Alesha kini duduk dan menatap Mamanya. "Apa itu, Ma?"

Fara duduk di samping putrinya sambil menunjukkan kebaya itu. "Ya kebaya buat ijab qabul kamu."

Alesha mengernyitkan dahinya. Dia tidak mengerti dengan apa yang dikatakan Mamanya. "Maksud Mama gimana?" Alesha mengucek matanya. "Ini masih mimpi?"

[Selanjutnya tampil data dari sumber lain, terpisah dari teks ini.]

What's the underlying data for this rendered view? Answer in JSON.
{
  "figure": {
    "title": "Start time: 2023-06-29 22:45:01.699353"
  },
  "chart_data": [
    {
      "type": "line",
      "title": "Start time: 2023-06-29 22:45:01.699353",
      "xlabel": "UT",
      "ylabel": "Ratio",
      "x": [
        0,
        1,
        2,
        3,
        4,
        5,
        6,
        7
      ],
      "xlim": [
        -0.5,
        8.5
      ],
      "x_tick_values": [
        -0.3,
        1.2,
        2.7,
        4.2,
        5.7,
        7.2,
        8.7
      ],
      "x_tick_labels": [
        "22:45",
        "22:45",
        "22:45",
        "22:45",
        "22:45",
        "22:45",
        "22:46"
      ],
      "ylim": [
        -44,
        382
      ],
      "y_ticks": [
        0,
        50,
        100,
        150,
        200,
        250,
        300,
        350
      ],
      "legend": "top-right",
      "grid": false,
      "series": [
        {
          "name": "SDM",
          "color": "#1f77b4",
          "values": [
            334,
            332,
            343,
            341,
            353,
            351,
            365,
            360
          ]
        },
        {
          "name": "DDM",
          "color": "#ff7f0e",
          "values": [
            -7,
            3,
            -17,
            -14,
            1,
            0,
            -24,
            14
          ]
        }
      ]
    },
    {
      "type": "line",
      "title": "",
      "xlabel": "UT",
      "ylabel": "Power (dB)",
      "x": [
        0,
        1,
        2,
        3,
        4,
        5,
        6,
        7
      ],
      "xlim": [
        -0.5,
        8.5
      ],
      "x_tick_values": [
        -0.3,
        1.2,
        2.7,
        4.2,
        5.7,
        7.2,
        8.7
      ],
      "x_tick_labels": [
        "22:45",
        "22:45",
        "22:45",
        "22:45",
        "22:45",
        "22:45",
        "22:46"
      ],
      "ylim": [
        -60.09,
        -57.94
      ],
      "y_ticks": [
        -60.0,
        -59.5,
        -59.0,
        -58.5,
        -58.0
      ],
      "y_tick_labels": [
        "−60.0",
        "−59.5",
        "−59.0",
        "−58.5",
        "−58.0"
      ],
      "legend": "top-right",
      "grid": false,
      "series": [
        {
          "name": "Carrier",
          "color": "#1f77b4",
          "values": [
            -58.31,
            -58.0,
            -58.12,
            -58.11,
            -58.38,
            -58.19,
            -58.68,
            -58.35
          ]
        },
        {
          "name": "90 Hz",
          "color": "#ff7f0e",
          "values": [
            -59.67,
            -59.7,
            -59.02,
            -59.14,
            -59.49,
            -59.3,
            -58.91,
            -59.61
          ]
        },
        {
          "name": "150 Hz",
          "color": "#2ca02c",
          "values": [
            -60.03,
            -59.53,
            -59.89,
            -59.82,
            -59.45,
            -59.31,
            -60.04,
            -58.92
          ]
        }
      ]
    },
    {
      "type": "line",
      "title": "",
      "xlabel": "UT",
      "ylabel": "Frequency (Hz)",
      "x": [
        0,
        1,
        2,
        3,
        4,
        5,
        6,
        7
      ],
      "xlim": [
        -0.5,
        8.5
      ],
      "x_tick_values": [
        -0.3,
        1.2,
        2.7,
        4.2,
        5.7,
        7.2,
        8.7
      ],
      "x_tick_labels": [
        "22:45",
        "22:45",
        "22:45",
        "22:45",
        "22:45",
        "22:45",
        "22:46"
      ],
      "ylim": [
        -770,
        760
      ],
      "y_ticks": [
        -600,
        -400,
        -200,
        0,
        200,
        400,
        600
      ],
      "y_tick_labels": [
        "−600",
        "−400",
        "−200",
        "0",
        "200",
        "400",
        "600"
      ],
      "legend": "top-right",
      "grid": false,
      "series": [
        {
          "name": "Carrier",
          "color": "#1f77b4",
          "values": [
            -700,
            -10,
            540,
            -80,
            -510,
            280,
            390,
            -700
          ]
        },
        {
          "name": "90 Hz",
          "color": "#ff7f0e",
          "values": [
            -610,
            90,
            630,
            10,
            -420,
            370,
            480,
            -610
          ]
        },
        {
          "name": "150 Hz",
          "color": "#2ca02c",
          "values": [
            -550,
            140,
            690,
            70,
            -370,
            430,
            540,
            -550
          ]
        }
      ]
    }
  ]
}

"Kamu gak ingat apa yang kamu lakukan semalam? Ayah kamu marah besar sama kamu."

Alesha berusaha mengingat kejadian semalam. "Semalam Lesha dipaksa minum sama teman-teman." Alesha mulai bercerita.

"Terus?"

"Aku setengah sadar. Seingat aku, Rena antar aku sampai depan gang. Terus..." Alesha menutup bibirnya. "Iya, aku bertemu dengan pria yang ganteng, Ma."

"Terus apa yang kamu lakukan sama dia." Fara terus memancing pengakuan putrinya.

"Seingat aku, dia buka baju terus aku peluk. Astaga! Dia gak lecehkan aku kan Ma." kata Alesha dengan histeris.

Fara mencubit pipi Alesha saking gemasnya. "Justru kamu yang sudah melecehkan Pak Dokter itu."

"Pak Dokter?"

"Iya, kamu peluk Pak Dokter itu lalu digrebek warga. Warga menuntut kamu dan Pak Dokter untuk segera menikah. Kalau tidak, kamu akan diusir dari kampung ini." Fara tertawa dalam hatinya. Dia sengaja membesar-besarkan masalah agar putrinya merasa jengah dan tidak berbuat nakal lagi.

"Kok nikah, Ma? Lesha kan masih sekolah. Gak bisa gitu, Ma. Lagian Pak Dokter itu juga gak berkurang apapun aku sentuh." Alesha mulai menggembungkan pipinya.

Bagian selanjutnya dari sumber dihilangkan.